9 de octubre de 2015

El flechazo


Quién no se ha enamorado alguna vez en el metro, en un cruce de miradas de un extremo a otro de un vagón. O se ha sorprendido sonriendo a un desconocido mientras bajaba por la Gran Vía, o a un tipo con gafas en la sección de novela de la Fnac. ¿Quién no ha experimentado un amor de esos que duran menos que los peces de hielo en el whisky de Sabina?

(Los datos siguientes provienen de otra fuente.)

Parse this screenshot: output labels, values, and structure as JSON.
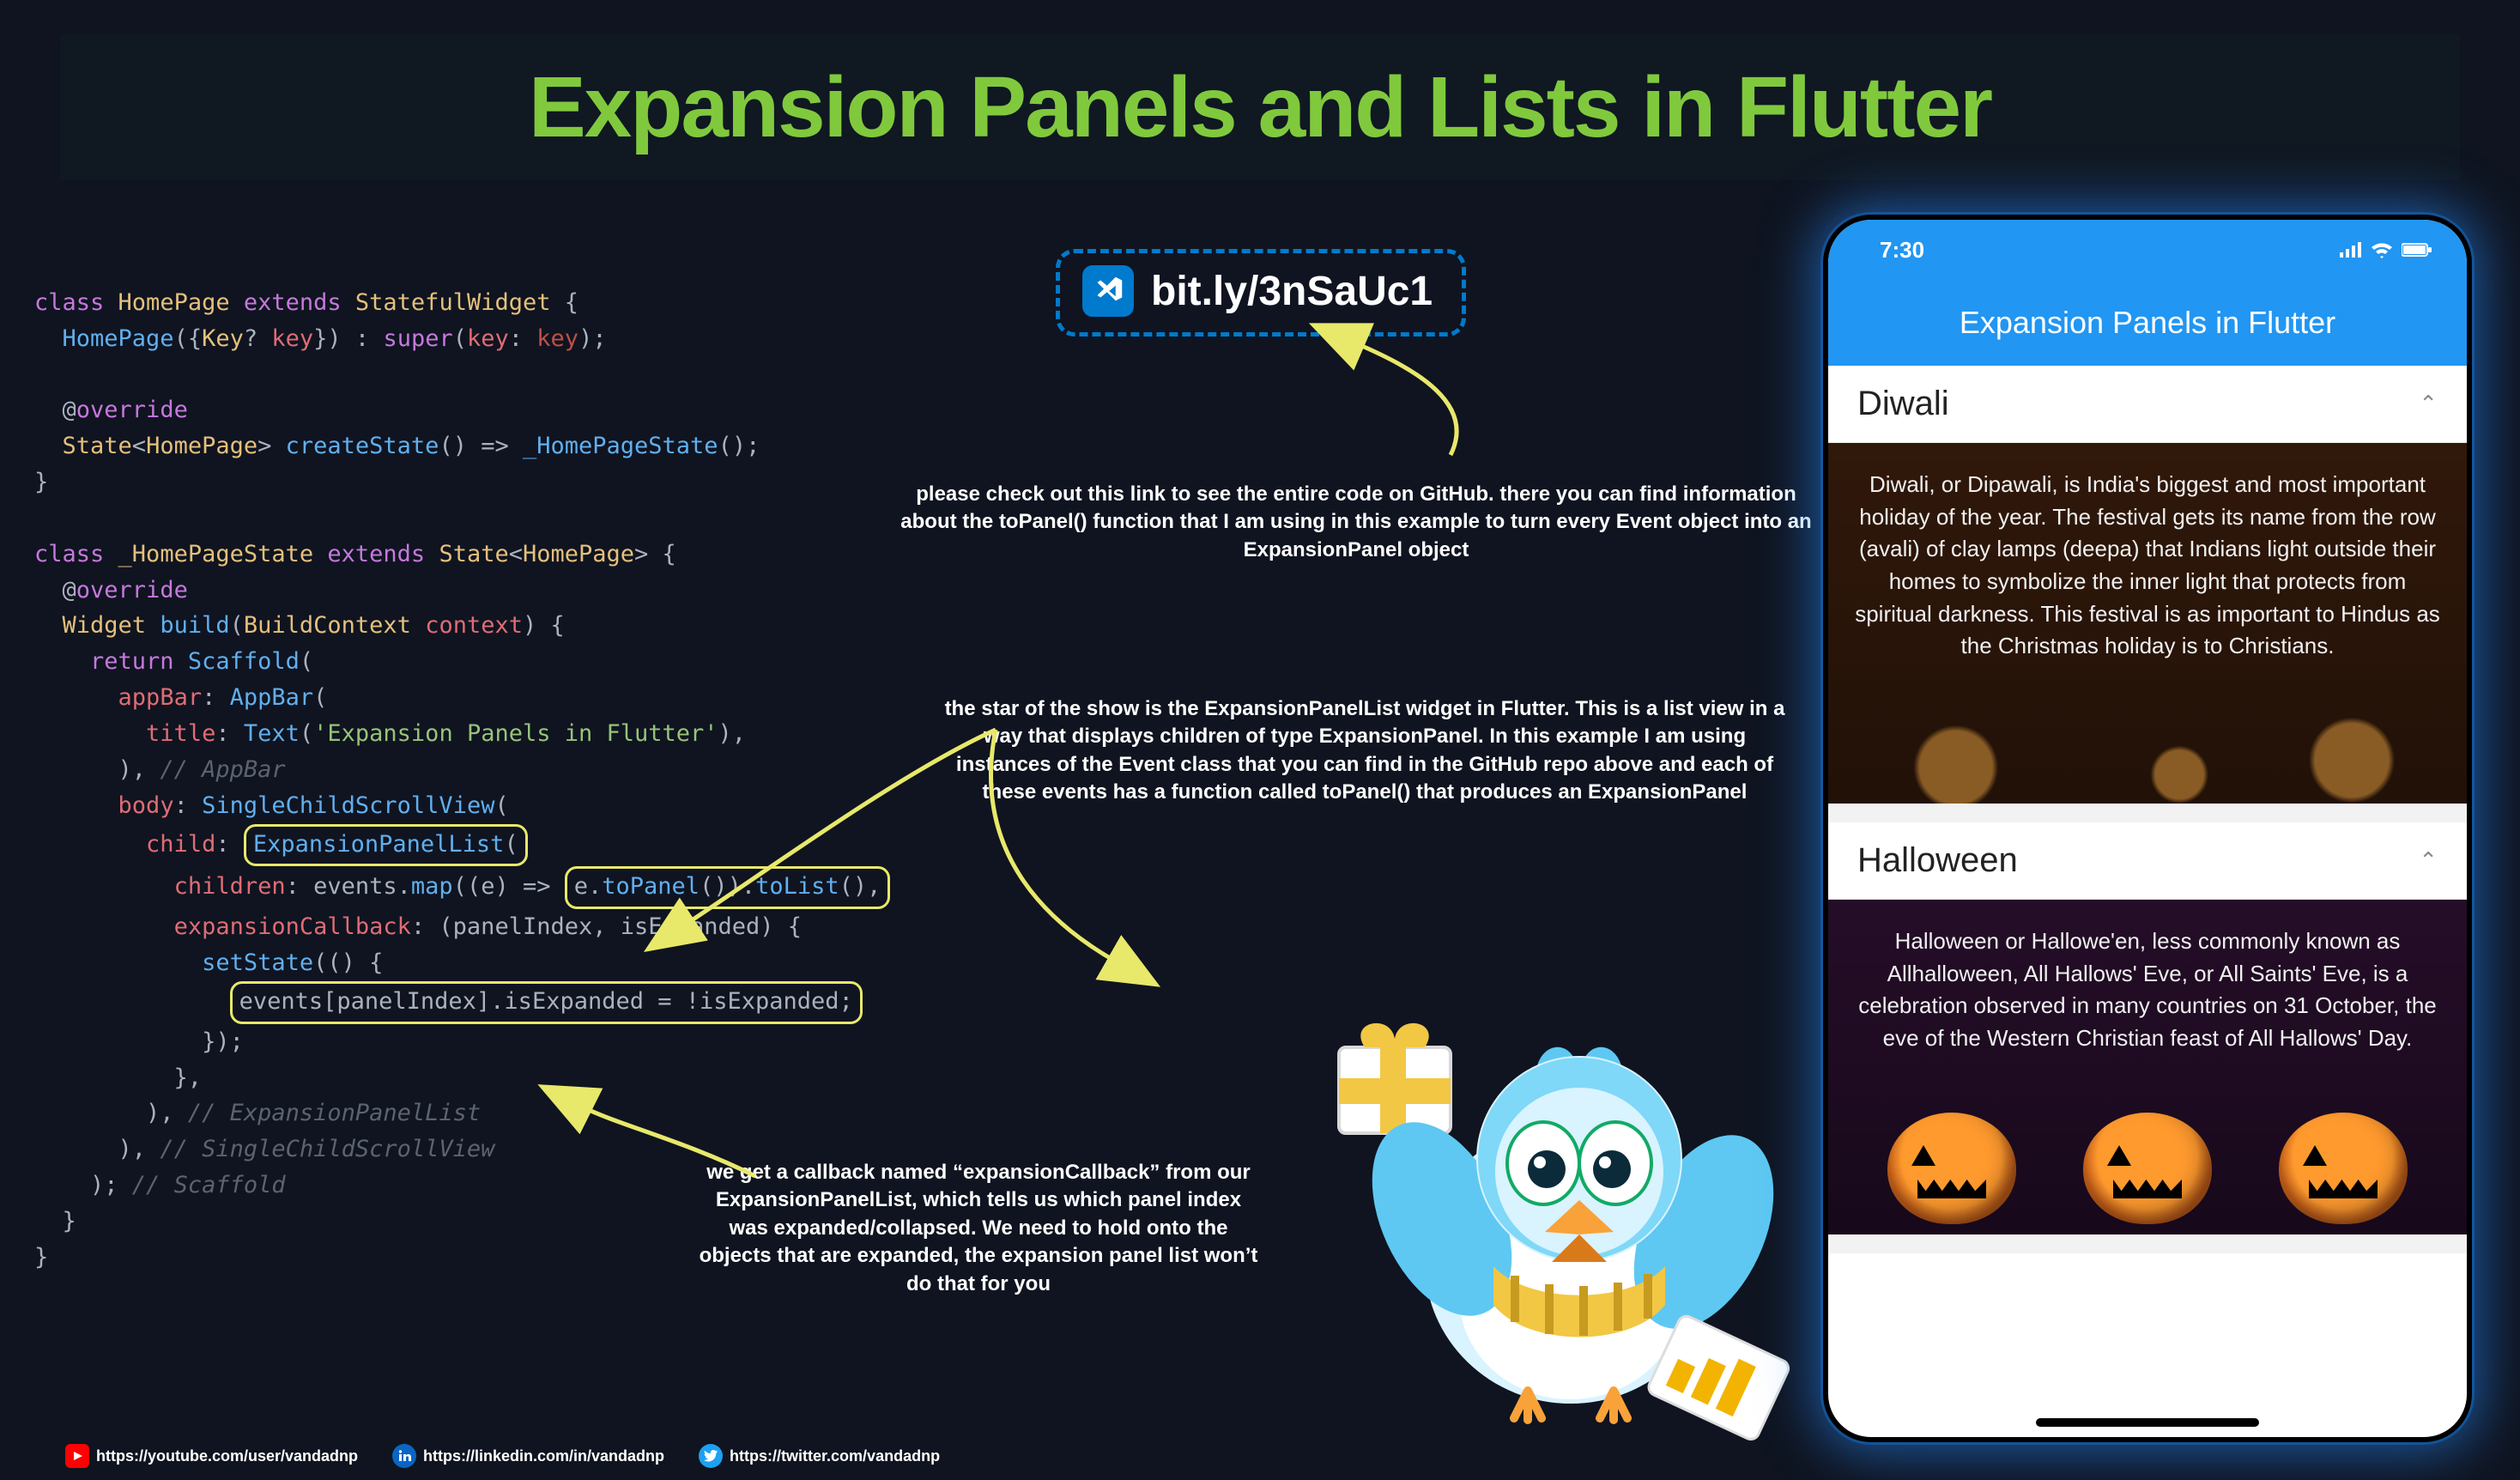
{
  "title": "Expansion Panels and Lists in Flutter",
  "link": {
    "url": "bit.ly/3nSaUc1"
  },
  "annotations": {
    "top": "please check out this link to see the entire code on GitHub. there you can find information about the toPanel() function that I am using in this example to turn every Event object into an ExpansionPanel object",
    "mid": "the star of the show is the ExpansionPanelList widget in Flutter. This is a list view in a way that displays children of type ExpansionPanel. In this example I am using instances of the Event class that you can find in the GitHub repo above and each of these events has a function called toPanel() that produces an ExpansionPanel",
    "bottom": "we get a callback named “expansionCallback” from our ExpansionPanelList, which tells us which panel index was expanded/collapsed. We need to hold onto the objects that are expanded, the expansion panel list won’t do that for you"
  },
  "code": {
    "class1_decl": [
      "class ",
      "HomePage ",
      "extends ",
      "StatefulWidget ",
      "{"
    ],
    "ctor": [
      "  ",
      "HomePage",
      "({",
      "Key",
      "? ",
      "key",
      "}) : ",
      "super",
      "(",
      "key",
      ": ",
      "key",
      ");"
    ],
    "override1": [
      "  @",
      "override"
    ],
    "createState": [
      "  ",
      "State",
      "<",
      "HomePage",
      "> ",
      "createState",
      "() => ",
      "_HomePageState",
      "();"
    ],
    "closebrace": "}",
    "class2_decl": [
      "class ",
      "_HomePageState ",
      "extends ",
      "State",
      "<",
      "HomePage",
      "> {"
    ],
    "override2": [
      "  @",
      "override"
    ],
    "build": [
      "  ",
      "Widget ",
      "build",
      "(",
      "BuildContext ",
      "context",
      ") {"
    ],
    "return": [
      "    ",
      "return ",
      "Scaffold",
      "("
    ],
    "appbar": [
      "      ",
      "appBar",
      ": ",
      "AppBar",
      "("
    ],
    "titleLine": [
      "        ",
      "title",
      ": ",
      "Text",
      "(",
      "'Expansion Panels in Flutter'",
      "),"
    ],
    "appbarClose": [
      "      ), ",
      "// AppBar"
    ],
    "body": [
      "      ",
      "body",
      ": ",
      "SingleChildScrollView",
      "("
    ],
    "child": [
      "        ",
      "child",
      ": ",
      "ExpansionPanelList",
      "("
    ],
    "children": [
      "          ",
      "children",
      ": events.",
      "map",
      "((e) => ",
      "e.",
      "toPanel",
      "()).",
      "toList",
      "(),"
    ],
    "expCb": [
      "          ",
      "expansionCallback",
      ": (panelIndex, isExpanded) {"
    ],
    "setState": [
      "            ",
      "setState",
      "(() {"
    ],
    "toggle": [
      "              ",
      "events[panelIndex].isExpanded = !isExpanded;"
    ],
    "setStateEnd": [
      "            });"
    ],
    "cbEnd": [
      "          },"
    ],
    "eplEnd": [
      "        ), ",
      "// ExpansionPanelList"
    ],
    "scsvEnd": [
      "      ), ",
      "// SingleChildScrollView"
    ],
    "scafEnd": [
      "    ); ",
      "// Scaffold"
    ],
    "buildEnd": "  }",
    "classEnd": "}"
  },
  "phone": {
    "time": "7:30",
    "appbar_title": "Expansion Panels in Flutter",
    "panels": [
      {
        "title": "Diwali",
        "body": "Diwali, or Dipawali, is India's biggest and most important holiday of the year. The festival gets its name from the row (avali) of clay lamps (deepa) that Indians light outside their homes to symbolize the inner light that protects from spiritual darkness. This festival is as important to Hindus as the Christmas holiday is to Christians."
      },
      {
        "title": "Halloween",
        "body": "Halloween or Hallowe'en, less commonly known as Allhalloween, All Hallows' Eve, or All Saints' Eve, is a celebration observed in many countries on 31 October, the eve of the Western Christian feast of All Hallows' Day."
      }
    ]
  },
  "footer": {
    "youtube": "https://youtube.com/user/vandadnp",
    "linkedin": "https://linkedin.com/in/vandadnp",
    "twitter": "https://twitter.com/vandadnp"
  }
}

La última vez, me ocurrió en un atasco. Un flechazo mutuo con el conductor de un pequeño coche oscuro. No me preguntéis qué modelo era, no sé por qué, últimamente solo me fijo en si es o no un Volkswagen. Miradas de soslayo, sonrisillas tontas, subir y bajar nervioso de protector solar fingiendo buscar una tarjeta de aparcamiento inexistente, colocarte ese mechón de pelo por enésima vez...

Fue bonito, aunque efímero. Esta última vez, acabó como suelen acabar estas cosas. Mi amado del carril contiguo se olvidó de que yo seguía ahí, llevó su dedo índice a sus fosas nasales, y se cargó nuestra historia de amor antes de empezar.

¿Hay algo más triste que empezar el día con el corazón partido, mientras subes una avenida en segunda?